With stock options winding up in the hands of people who know little about the basics of investing, we thought some plain-spoken advice may be in order. For example, what criteria should employees consider when evaluating the significance of a financial institution's options program?

To help us provide an answer, we turned to two experts: Ryan Weeden, the project director in broad-based stock options for the National Center for Employee Ownership, Oakland, Calif.; and Howard Golden, a principal with William M. Mercer Inc., a New York-based human resources consulting company.

Here are several points worth considering:

The stock price's expected gain

All the options in the world amount to a hill of beans-or less-if the underlying stock doesn't someday move above the exercise price. "Option holders are future shareholders," says Mr. Weeden, adding that employees need to do a little old-fashioned fundamental research on the earnings prospects of their company.

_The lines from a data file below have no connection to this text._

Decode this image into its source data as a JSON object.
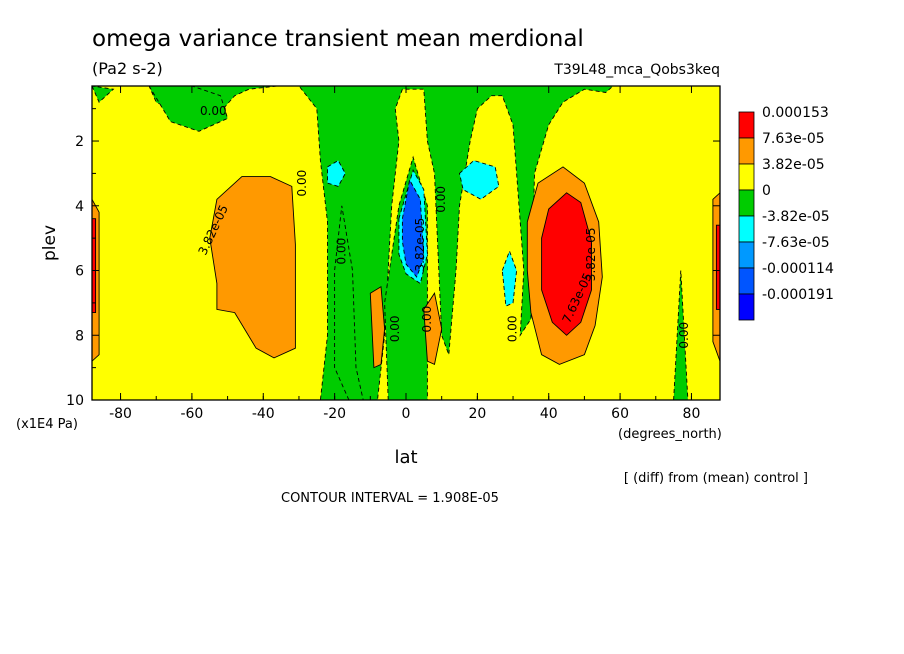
{
  "chart_data": {
    "type": "heatmap",
    "title": "omega variance transient mean merdional",
    "units": "(Pa2 s-2)",
    "run_label": "T39L48_mca_Qobs3keq",
    "xlabel": "lat",
    "x_units": "(degrees_north)",
    "ylabel": "plev",
    "y_units": "(x1E4 Pa)",
    "xlim": [
      -88,
      88
    ],
    "ylim": [
      10,
      0.3
    ],
    "x_ticks": [
      "-80",
      "-60",
      "-40",
      "-20",
      "0",
      "20",
      "40",
      "60",
      "80"
    ],
    "x_tick_values": [
      -80,
      -60,
      -40,
      -20,
      0,
      20,
      40,
      60,
      80
    ],
    "y_ticks": [
      "2",
      "4",
      "6",
      "8",
      "10"
    ],
    "y_tick_values": [
      2,
      4,
      6,
      8,
      10
    ],
    "contour_interval": "CONTOUR INTERVAL = 1.908E-05",
    "footnote": "[ (diff) from (mean) control ]",
    "colorbar": {
      "labels": [
        "0.000153",
        "7.63e-05",
        "3.82e-05",
        "0",
        "-3.82e-05",
        "-7.63e-05",
        "-0.000114",
        "-0.000191"
      ],
      "colors": [
        "#ff0000",
        "#ff9900",
        "#ffff00",
        "#00cc00",
        "#00ffff",
        "#0099ff",
        "#0055ff",
        "#0000ff"
      ]
    },
    "contour_labels": [
      {
        "text": "0.00",
        "lat": -54,
        "p": 1.2,
        "rot": 0
      },
      {
        "text": "3.82e-05",
        "lat": -53,
        "p": 4.8,
        "rot": -65
      },
      {
        "text": "0.00",
        "lat": -28,
        "p": 3.3,
        "rot": -90
      },
      {
        "text": "0.00",
        "lat": -17,
        "p": 5.4,
        "rot": -90
      },
      {
        "text": "0.00",
        "lat": -2,
        "p": 7.8,
        "rot": -90
      },
      {
        "text": "3.82e-05",
        "lat": 5,
        "p": 5.2,
        "rot": -90
      },
      {
        "text": "0.00",
        "lat": 7,
        "p": 7.5,
        "rot": -90
      },
      {
        "text": "0.00",
        "lat": 11,
        "p": 3.8,
        "rot": -90
      },
      {
        "text": "0.00",
        "lat": 31,
        "p": 7.8,
        "rot": -90
      },
      {
        "text": "7.63e-05",
        "lat": 49,
        "p": 6.9,
        "rot": -65
      },
      {
        "text": "3.82e-05",
        "lat": 53,
        "p": 5.5,
        "rot": -90
      },
      {
        "text": "0.00",
        "lat": 79,
        "p": 8.0,
        "rot": -90
      }
    ],
    "regions": [
      {
        "level": 0,
        "points": [
          [
            -88,
            0.3
          ],
          [
            88,
            0.3
          ],
          [
            88,
            10
          ],
          [
            -88,
            10
          ]
        ]
      },
      {
        "level": -1,
        "points": [
          [
            -88,
            0.3
          ],
          [
            -72,
            0.3
          ],
          [
            -70,
            0.8
          ],
          [
            -62,
            1.2
          ],
          [
            -52,
            1.1
          ],
          [
            -48,
            0.6
          ],
          [
            -44,
            0.4
          ],
          [
            -36,
            0.3
          ],
          [
            -30,
            0.3
          ],
          [
            -25,
            1.0
          ],
          [
            -24,
            2.6
          ],
          [
            -22,
            4.5
          ],
          [
            -22,
            8
          ],
          [
            -24,
            10
          ],
          [
            -8,
            10
          ],
          [
            -6,
            8
          ],
          [
            -4,
            4
          ],
          [
            -2,
            2
          ],
          [
            -3,
            1
          ],
          [
            -1,
            0.4
          ],
          [
            5,
            0.4
          ],
          [
            6,
            2
          ],
          [
            8,
            3
          ],
          [
            10,
            8
          ],
          [
            12,
            8.6
          ],
          [
            14,
            6
          ],
          [
            15,
            4
          ],
          [
            18,
            2
          ],
          [
            20,
            1
          ],
          [
            24,
            0.6
          ],
          [
            27,
            0.6
          ],
          [
            30,
            1.5
          ],
          [
            31,
            3
          ],
          [
            33,
            6
          ],
          [
            32,
            8
          ],
          [
            35,
            7.5
          ],
          [
            36,
            3
          ],
          [
            40,
            1.5
          ],
          [
            44,
            0.8
          ],
          [
            50,
            0.4
          ],
          [
            56,
            0.5
          ],
          [
            58,
            0.3
          ],
          [
            -88,
            0.3
          ]
        ]
      },
      {
        "level": -1,
        "points": [
          [
            -72,
            0.3
          ],
          [
            -66,
            1.4
          ],
          [
            -58,
            1.7
          ],
          [
            -50,
            1.3
          ],
          [
            -52,
            0.6
          ],
          [
            -60,
            0.3
          ]
        ]
      },
      {
        "level": -1,
        "points": [
          [
            -88,
            0.3
          ],
          [
            -86,
            0.8
          ],
          [
            -82,
            0.4
          ]
        ]
      },
      {
        "level": -1,
        "points": [
          [
            -16,
            10
          ],
          [
            -20,
            9
          ],
          [
            -20,
            6
          ],
          [
            -18,
            4
          ],
          [
            -15,
            6
          ],
          [
            -14,
            9
          ],
          [
            -12,
            10
          ]
        ]
      },
      {
        "level": -1,
        "points": [
          [
            -5,
            10
          ],
          [
            -6,
            7
          ],
          [
            -2,
            4
          ],
          [
            2,
            2.5
          ],
          [
            6,
            4
          ],
          [
            6,
            7
          ],
          [
            6,
            10
          ]
        ]
      },
      {
        "level": -1,
        "points": [
          [
            75,
            10
          ],
          [
            76,
            8
          ],
          [
            77,
            6
          ],
          [
            78,
            8
          ],
          [
            79,
            10
          ]
        ]
      },
      {
        "level": 1,
        "points": [
          [
            -53,
            6.4
          ],
          [
            -55,
            5
          ],
          [
            -53,
            3.8
          ],
          [
            -46,
            3.1
          ],
          [
            -38,
            3.1
          ],
          [
            -32,
            3.4
          ],
          [
            -31,
            5.2
          ],
          [
            -31,
            8.4
          ],
          [
            -37,
            8.7
          ],
          [
            -42,
            8.4
          ],
          [
            -48,
            7.3
          ],
          [
            -53,
            7.2
          ]
        ]
      },
      {
        "level": 1,
        "points": [
          [
            -88,
            3.8
          ],
          [
            -86,
            4.2
          ],
          [
            -86,
            8.6
          ],
          [
            -88,
            8.8
          ]
        ]
      },
      {
        "level": 1,
        "points": [
          [
            -10,
            6.7
          ],
          [
            -7,
            6.5
          ],
          [
            -6,
            7.8
          ],
          [
            -7,
            8.9
          ],
          [
            -9,
            9
          ]
        ]
      },
      {
        "level": 1,
        "points": [
          [
            5,
            7.2
          ],
          [
            8,
            6.7
          ],
          [
            10,
            7.8
          ],
          [
            8,
            8.9
          ],
          [
            6,
            8.8
          ]
        ]
      },
      {
        "level": 1,
        "points": [
          [
            34,
            4.5
          ],
          [
            37,
            3.3
          ],
          [
            44,
            2.8
          ],
          [
            50,
            3.3
          ],
          [
            54,
            4.5
          ],
          [
            55,
            6.2
          ],
          [
            53,
            7.7
          ],
          [
            50,
            8.6
          ],
          [
            43,
            8.9
          ],
          [
            38,
            8.6
          ],
          [
            35,
            7.3
          ],
          [
            34,
            6
          ]
        ]
      },
      {
        "level": 1,
        "points": [
          [
            86,
            3.8
          ],
          [
            88,
            3.6
          ],
          [
            88,
            8.8
          ],
          [
            86,
            8.2
          ]
        ]
      },
      {
        "level": 2,
        "points": [
          [
            38,
            5
          ],
          [
            40,
            4.1
          ],
          [
            45,
            3.6
          ],
          [
            49,
            3.9
          ],
          [
            52,
            5.1
          ],
          [
            52,
            6.6
          ],
          [
            49,
            7.6
          ],
          [
            45,
            8
          ],
          [
            41,
            7.6
          ],
          [
            38,
            6.6
          ]
        ]
      },
      {
        "level": 2,
        "points": [
          [
            -88,
            4.4
          ],
          [
            -87,
            4.4
          ],
          [
            -87,
            7.3
          ],
          [
            -88,
            7.3
          ]
        ]
      },
      {
        "level": 2,
        "points": [
          [
            87,
            4.6
          ],
          [
            88,
            4.6
          ],
          [
            88,
            7.2
          ],
          [
            87,
            7.2
          ]
        ]
      },
      {
        "level": -2,
        "points": [
          [
            -22,
            2.8
          ],
          [
            -19,
            2.6
          ],
          [
            -17,
            3.0
          ],
          [
            -19,
            3.4
          ],
          [
            -22,
            3.3
          ]
        ]
      },
      {
        "level": -2,
        "points": [
          [
            15,
            3.0
          ],
          [
            19,
            2.6
          ],
          [
            25,
            2.8
          ],
          [
            26,
            3.4
          ],
          [
            21,
            3.8
          ],
          [
            16,
            3.5
          ]
        ]
      },
      {
        "level": -2,
        "points": [
          [
            -2,
            4.4
          ],
          [
            2,
            2.9
          ],
          [
            5,
            3.5
          ],
          [
            6,
            5.5
          ],
          [
            4,
            6.4
          ],
          [
            0,
            6.1
          ],
          [
            -2,
            5.5
          ]
        ]
      },
      {
        "level": -2,
        "points": [
          [
            27,
            6
          ],
          [
            29,
            5.4
          ],
          [
            31,
            6
          ],
          [
            30,
            7
          ],
          [
            28,
            7.1
          ]
        ]
      },
      {
        "level": -3,
        "points": [
          [
            -1,
            4.4
          ],
          [
            1,
            3.2
          ],
          [
            4,
            3.8
          ],
          [
            5,
            5.6
          ],
          [
            3,
            6.2
          ],
          [
            0,
            5.8
          ],
          [
            -1,
            5.1
          ]
        ]
      }
    ]
  }
}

The regularity and size of the offering

Obviously, options on 200 shares are better than those on 100. But some companies are making option grants an annual or semiannual gift, while others refrain from such a commitment. Find out what your company is doing.

The vesting period

Many companies won't let you keep all the gains related to the exercise of options and the resulting sale of stock unless you have worked there for a certain length of time. With "gradual vesting," a company might allow you to vest 20% each year for five years. This is the case at the Travelers Group. Other companies use "cliff vesting," which allows for 100% vesting but only after a set number of years.

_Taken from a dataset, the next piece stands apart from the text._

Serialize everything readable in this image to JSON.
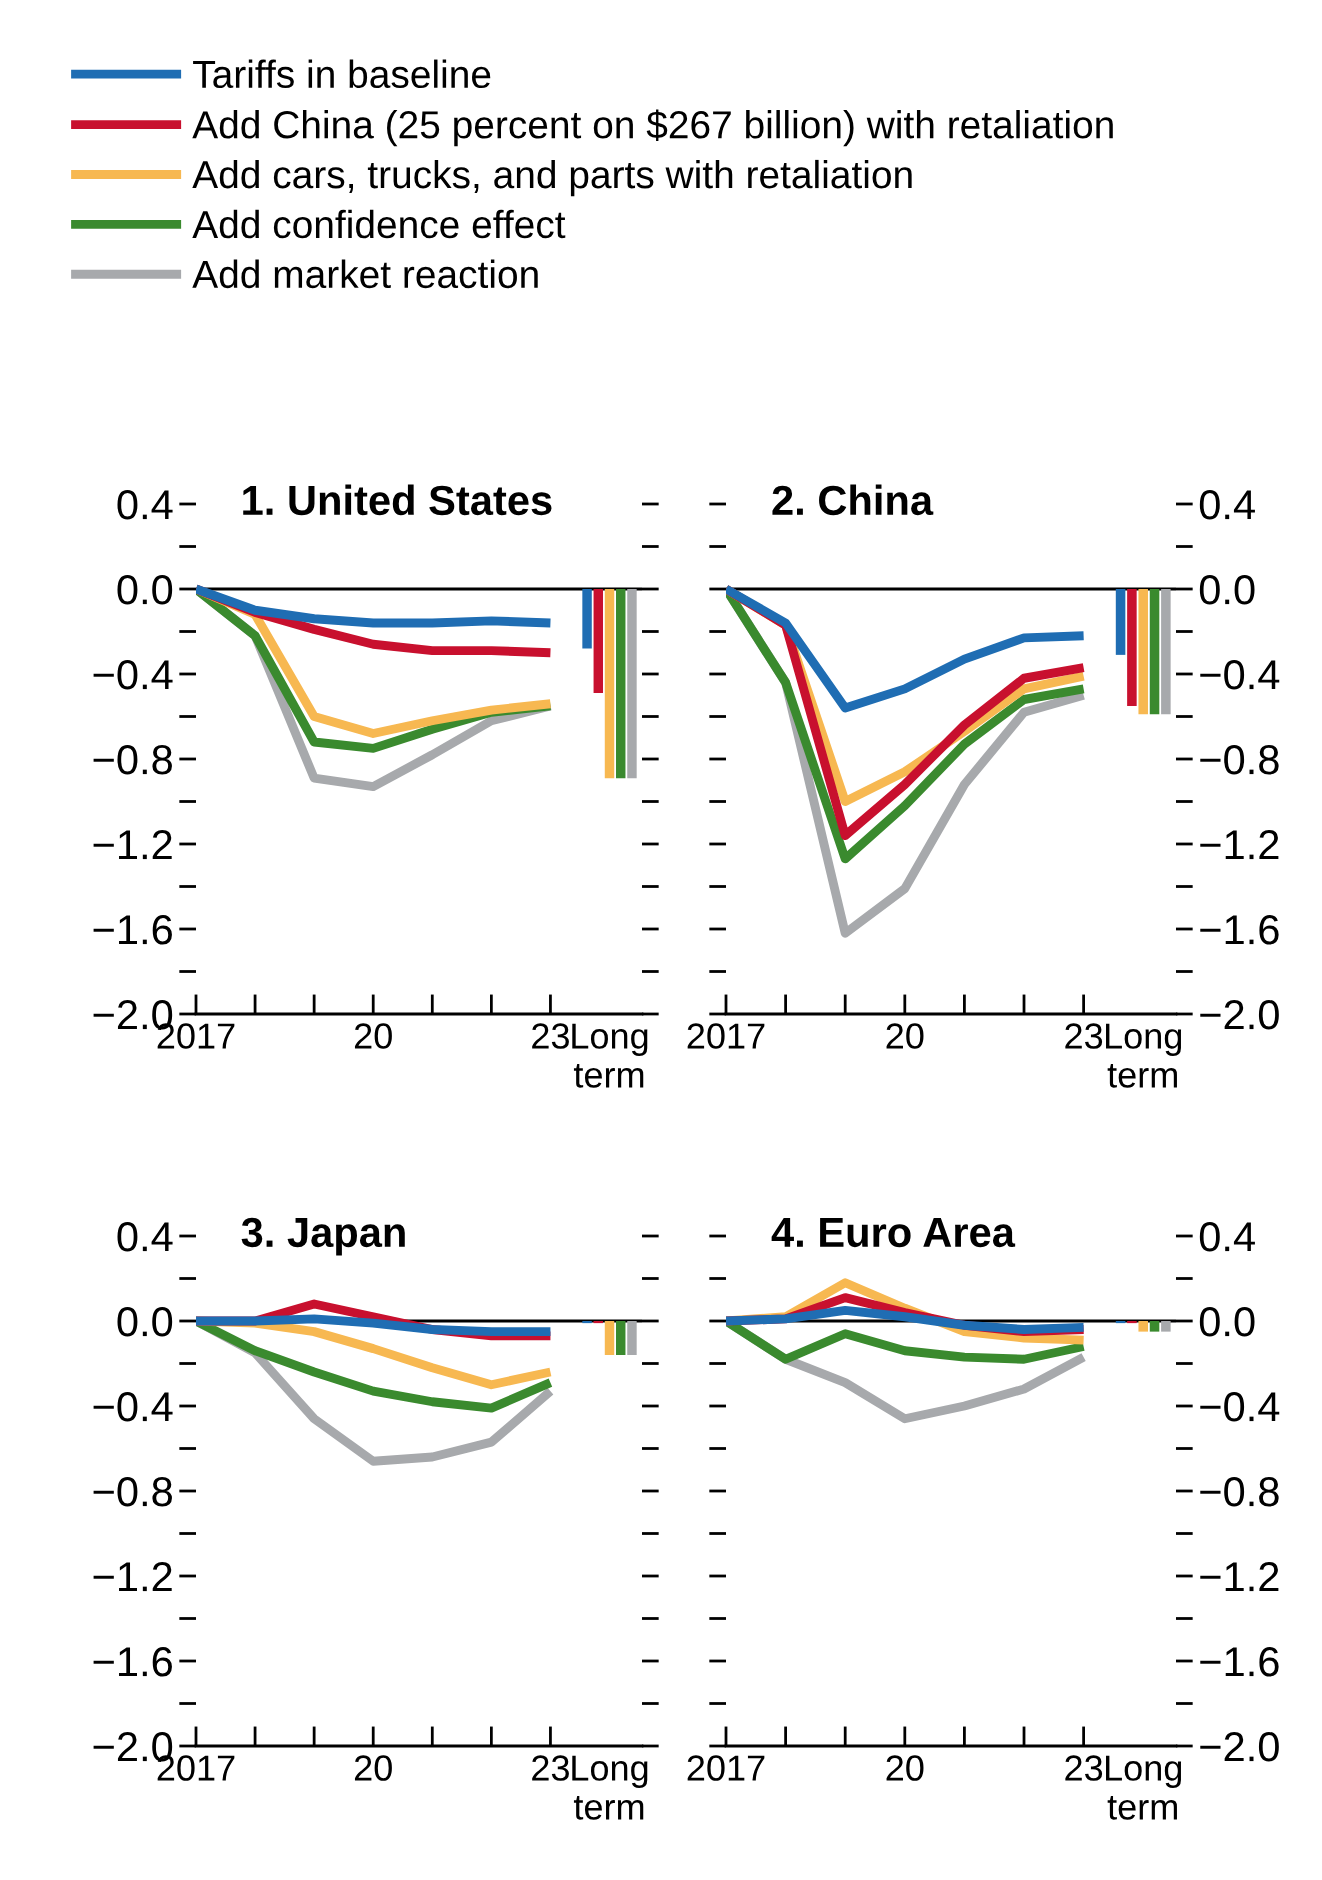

Finally, R. David Simmons, a principal at Towers Perrin, cautions that stock options should be viewed in the context of a company's overall compensation package. "Are these options coming in addition to a good salary or in lieu of a good salary?" he asks.

If the answer is "in lieu of," then the employee needs to weigh the expected future gains of his or her options package against the cost of forfeiting a better salary and bonus somewhere else.